The Global Impact of De-dollarization:

India and the UAE are not alone in their pursuit of de-dollarization. Powerful nations like China and Russia are also actively seeking to reduce their dependence on the US dollar. This trend has far-reaching implications for the global economy. As more countries diversify their currency holdings and opt for alternative settlement methods, the influence of the US dollar may diminish. This shift could potentially lead to a reconfiguration of the global financial landscape and impact inflation rates worldwide.

Connecting the Dots:

The common thread running through these developments is the recognition of the need to reduce reliance on the US dollar. Both the Nigerian Federal Government and India are taking measures to control inflation by addressing monetary policies and exploring alternative currency arrangements. By curbing the growth of money supply and minimizing the need for dollar conversions, these countries aim to strike a balance between supporting economic growth and preventing excessive inflation.
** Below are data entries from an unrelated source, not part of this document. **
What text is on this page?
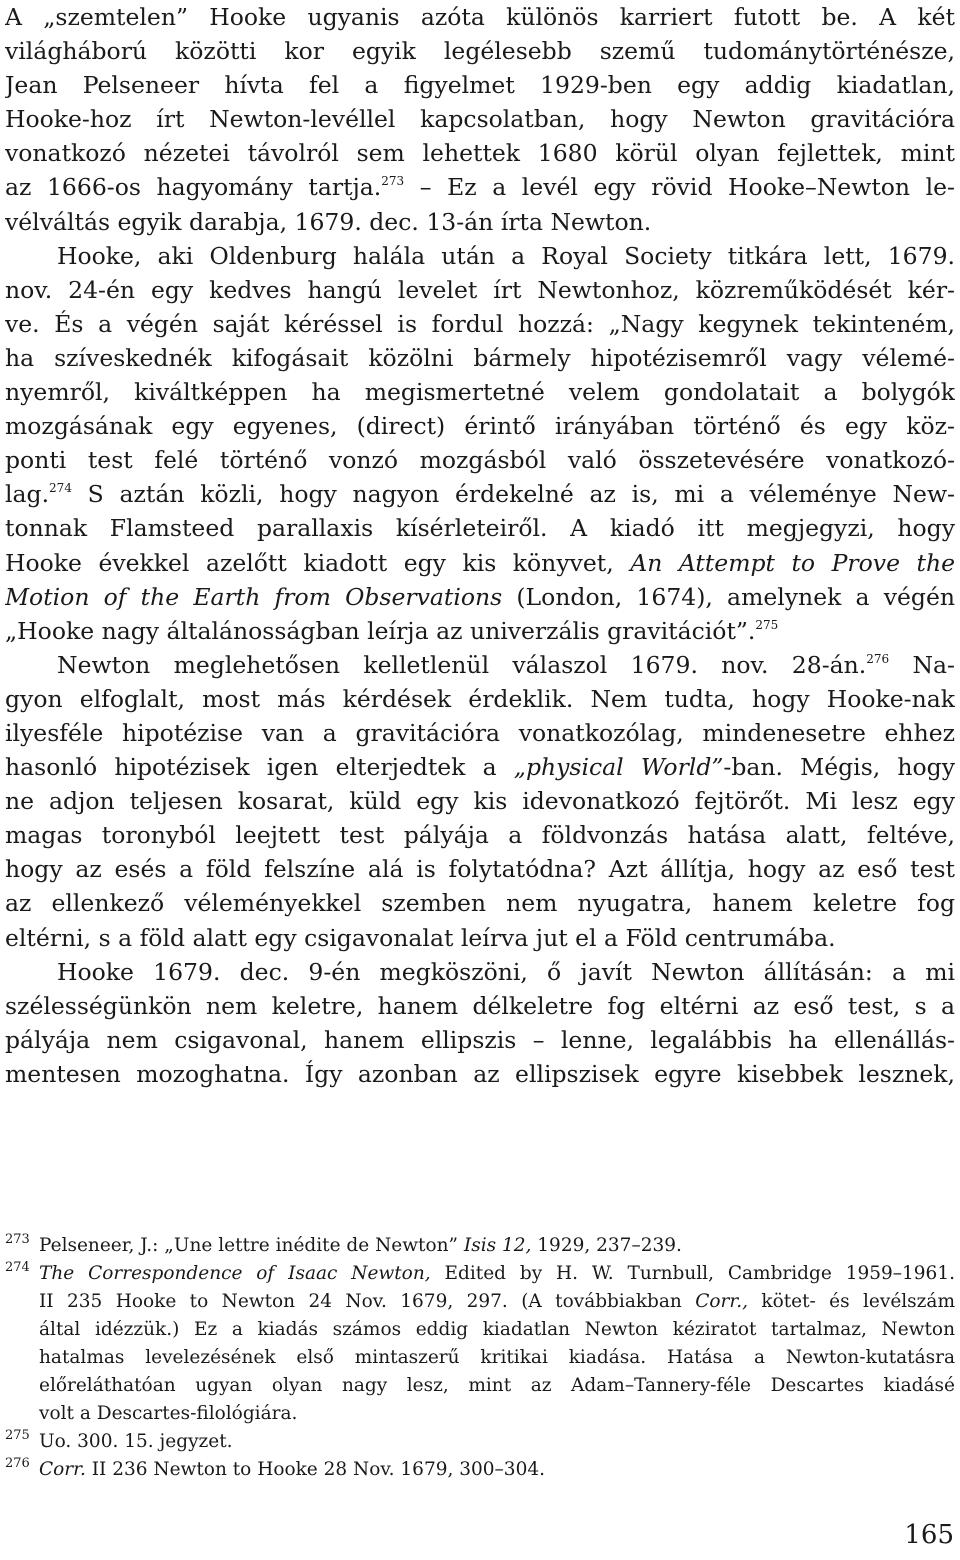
A „szemtelen” Hooke ugyanis azóta különös karriert futott be. A két
világháború közötti kor egyik legélesebb szemű tudománytörténésze,
Jean Pelseneer hívta fel a figyelmet 1929-ben egy addig kiadatlan,
Hooke-hoz írt Newton-levéllel kapcsolatban, hogy Newton gravitációra
vonatkozó nézetei távolról sem lehettek 1680 körül olyan fejlettek, mint
az 1666-os hagyomány tartja.$^{273}$ – Ez a levél egy rövid Hooke–Newton le-
vélváltás egyik darabja, 1679. dec. 13-án írta Newton.
Hooke, aki Oldenburg halála után a Royal Society titkára lett, 1679.
nov. 24-én egy kedves hangú levelet írt Newtonhoz, közreműködését kér-
ve. És a végén saját kéréssel is fordul hozzá: „Nagy kegynek tekinteném,
ha szíveskednék kifogásait közölni bármely hipotézisemről vagy vélemé-
nyemről, kiváltképpen ha megismertetné velem gondolatait a bolygók
mozgásának egy egyenes, (direct) érintő irányában történő és egy köz-
ponti test felé történő vonzó mozgásból való összetevésére vonatkozó-
lag.$^{274}$ S aztán közli, hogy nagyon érdekelné az is, mi a véleménye New-
tonnak Flamsteed parallaxis kísérleteiről. A kiadó itt megjegyzi, hogy
Hooke évekkel azelőtt kiadott egy kis könyvet, An Attempt to Prove the
Motion of the Earth from Observations (London, 1674), amelynek a végén
„Hooke nagy általánosságban leírja az univerzális gravitációt”.$^{275}$
Newton meglehetősen kelletlenül válaszol 1679. nov. 28-án.$^{276}$ Na-
gyon elfoglalt, most más kérdések érdeklik. Nem tudta, hogy Hooke-nak
ilyesféle hipotézise van a gravitációra vonatkozólag, mindenesetre ehhez
hasonló hipotézisek igen elterjedtek a „physical World”-ban. Mégis, hogy
ne adjon teljesen kosarat, küld egy kis idevonatkozó fejtörőt. Mi lesz egy
magas toronyból leejtett test pályája a földvonzás hatása alatt, feltéve,
hogy az esés a föld felszíne alá is folytatódna? Azt állítja, hogy az eső test
az ellenkező véleményekkel szemben nem nyugatra, hanem keletre fog
eltérni, s a föld alatt egy csigavonalat leírva jut el a Föld centrumába.
Hooke 1679. dec. 9-én megköszöni, ő javít Newton állításán: a mi
szélességünkön nem keletre, hanem délkeletre fog eltérni az eső test, s a
pályája nem csigavonal, hanem ellipszis – lenne, legalábbis ha ellenállás-
mentesen mozoghatna. Így azonban az ellipszisek egyre kisebbek lesznek,
273 Pelseneer, J.: „Une lettre inédite de Newton” Isis 12, 1929, 237–239.
274 The Correspondence of Isaac Newton, Edited by H. W. Turnbull, Cambridge 1959–1961.
II 235 Hooke to Newton 24 Nov. 1679, 297. (A továbbiakban Corr., kötet- és levélszám
által idézzük.) Ez a kiadás számos eddig kiadatlan Newton kéziratot tartalmaz, Newton
hatalmas levelezésének első mintaszerű kritikai kiadása. Hatása a Newton-kutatásra
előreláthatóan ugyan olyan nagy lesz, mint az Adam–Tannery-féle Descartes kiadásé
volt a Descartes-filológiára.
275 Uo. 300. 15. jegyzet.
276 Corr. II 236 Newton to Hooke 28 Nov. 1679, 300–304.
165
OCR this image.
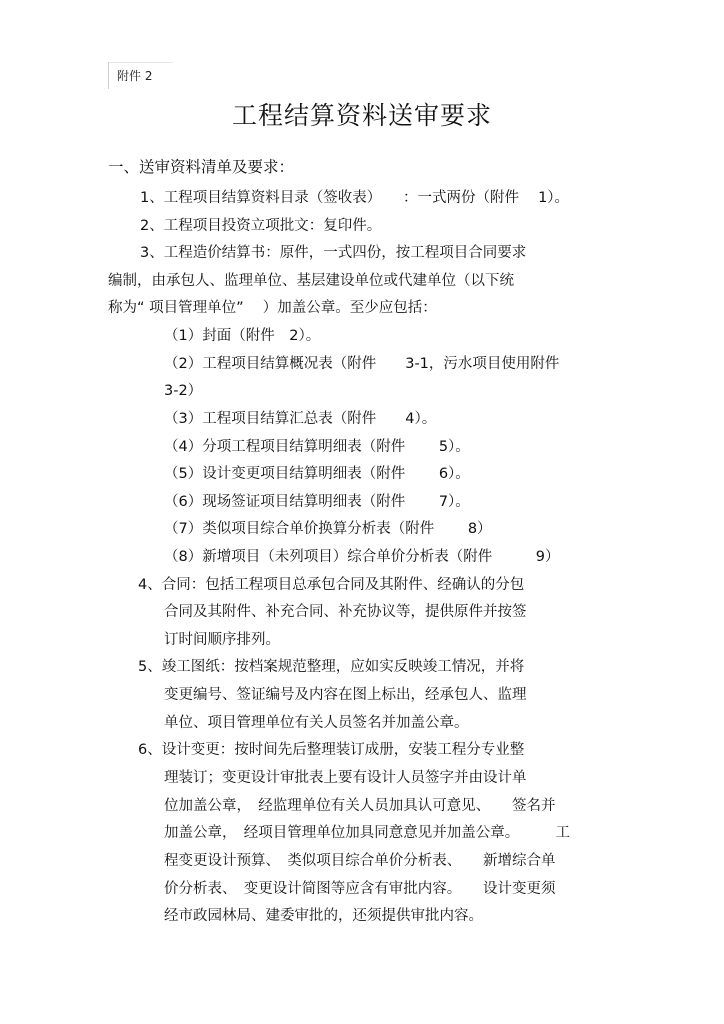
附件 2
工程结算资料送审要求
一、送审资料清单及要求：
1、工程项目结算资料目录（签收表）　　：一式两份（附件　 1）。
2、工程项目投资立项批文：复印件。
3、工程造价结算书：原件，一式四份，按工程项目合同要求
编制，由承包人、监理单位、基层建设单位或代建单位（以下统
称为“ 项目管理单位”　 ）加盖公章。至少应包括：
（1）封面（附件　2）。
（2）工程项目结算概况表（附件　　3-1，污水项目使用附件
3-2）
（3）工程项目结算汇总表（附件　　4）。
（4）分项工程项目结算明细表（附件　　 5）。
（5）设计变更项目结算明细表（附件　　 6）。
（6）现场签证项目结算明细表（附件　　 7）。
（7）类似项目综合单价换算分析表（附件　　 8）
（8）新增项目（未列项目）综合单价分析表（附件　　　9）
4、合同：包括工程项目总承包合同及其附件、经确认的分包
合同及其附件、补充合同、补充协议等，提供原件并按签
订时间顺序排列。
5、竣工图纸：按档案规范整理，应如实反映竣工情况，并将
变更编号、签证编号及内容在图上标出，经承包人、监理
单位、项目管理单位有关人员签名并加盖公章。
6、设计变更：按时间先后整理装订成册，安装工程分专业整
理装订；变更设计审批表上要有设计人员签字并由设计单
位加盖公章，　经监理单位有关人员加具认可意见、　　签名并
加盖公章，　经项目管理单位加具同意意见并加盖公章。　　　工
程变更设计预算、　类似项目综合单价分析表、　　新增综合单
价分析表、　变更设计简图等应含有审批内容。　　设计变更须
经市政园林局、建委审批的，还须提供审批内容。
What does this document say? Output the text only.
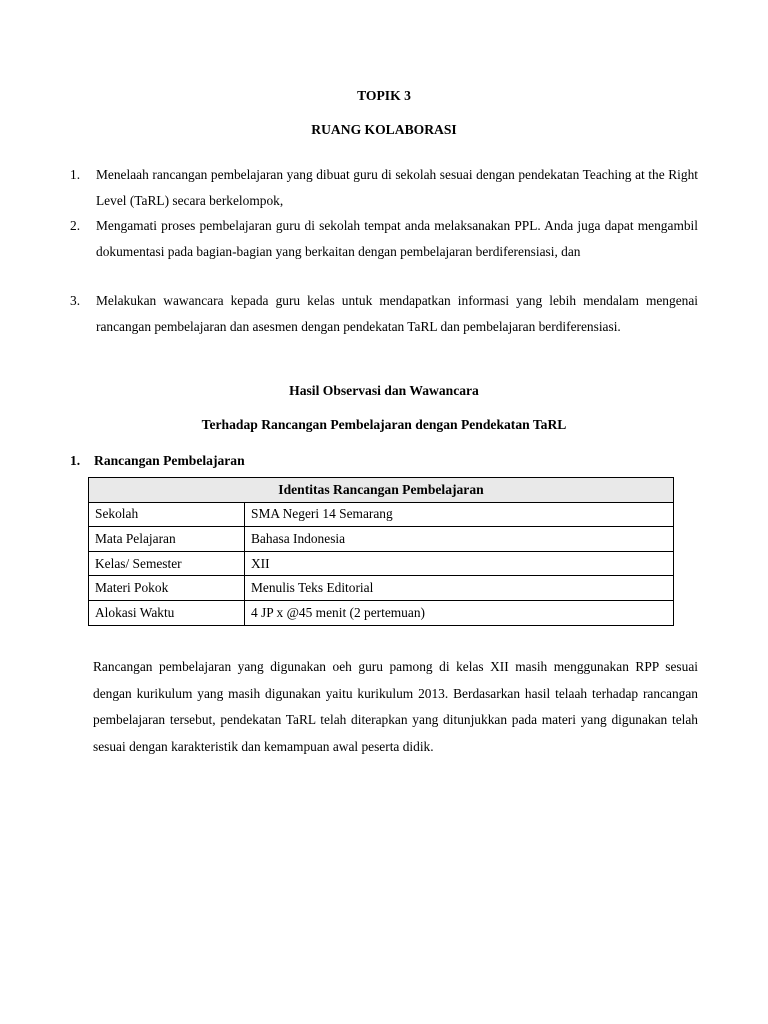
TOPIK 3
RUANG KOLABORASI
1.	Menelaah rancangan pembelajaran yang dibuat guru di sekolah sesuai dengan pendekatan Teaching at the Right Level (TaRL) secara berkelompok,
2.	Mengamati proses pembelajaran guru di sekolah tempat anda melaksanakan PPL. Anda juga dapat mengambil dokumentasi pada bagian-bagian yang berkaitan dengan pembelajaran berdiferensiasi, dan
3.	Melakukan wawancara kepada guru kelas untuk mendapatkan informasi yang lebih mendalam mengenai rancangan pembelajaran dan asesmen dengan pendekatan TaRL dan pembelajaran berdiferensiasi.
Hasil Observasi dan Wawancara
Terhadap Rancangan Pembelajaran dengan Pendekatan TaRL
1. Rancangan Pembelajaran
Identitas Rancangan Pembelajaran	
Sekolah	SMA Negeri 14 Semarang
Mata Pelajaran	Bahasa Indonesia
Kelas/ Semester	XII
Materi Pokok	Menulis Teks Editorial
Alokasi Waktu	4 JP x @45 menit (2 pertemuan)
Rancangan pembelajaran yang digunakan oeh guru pamong di kelas XII masih menggunakan RPP sesuai dengan kurikulum yang masih digunakan yaitu kurikulum 2013. Berdasarkan hasil telaah terhadap rancangan pembelajaran tersebut, pendekatan TaRL telah diterapkan yang ditunjukkan pada materi yang digunakan telah sesuai dengan karakteristik dan kemampuan awal peserta didik.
Actionable Advice for Governments:

  • 1. Implement comprehensive monetary policies: Governments should adopt a holistic approach to monetary policies, combining measures such as adjusting interest rates, open market operations, and reserve requirements for banks. By controlling the growth of money supply, they can effectively manage inflation rates.
  • 2. Foster bilateral currency agreements: Governments can explore opportunities for bilateral currency agreements with trading partners. By settling trade in local currencies, transaction costs can be reduced, and the reliance on the US dollar can be minimized.
  • 3. Strengthen cross-border payment systems: Governments should prioritize the establishment of efficient and secure cross-border payment systems. Real-time payment links, similar to the one set up by India and the UAE, can simplify money transfers and facilitate smoother trade transactions.


As nations worldwide embrace de-dollarization, the implications for inflation and the global financial landscape become increasingly apparent. Governments must strike a delicate balance between supporting economic growth and curbing rising inflation rates. By implementing comprehensive monetary policies, fostering bilateral currency agreements, and strengthening cross-border payment systems, governments can navigate the shifting dynamics of a de-dollarized world successfully.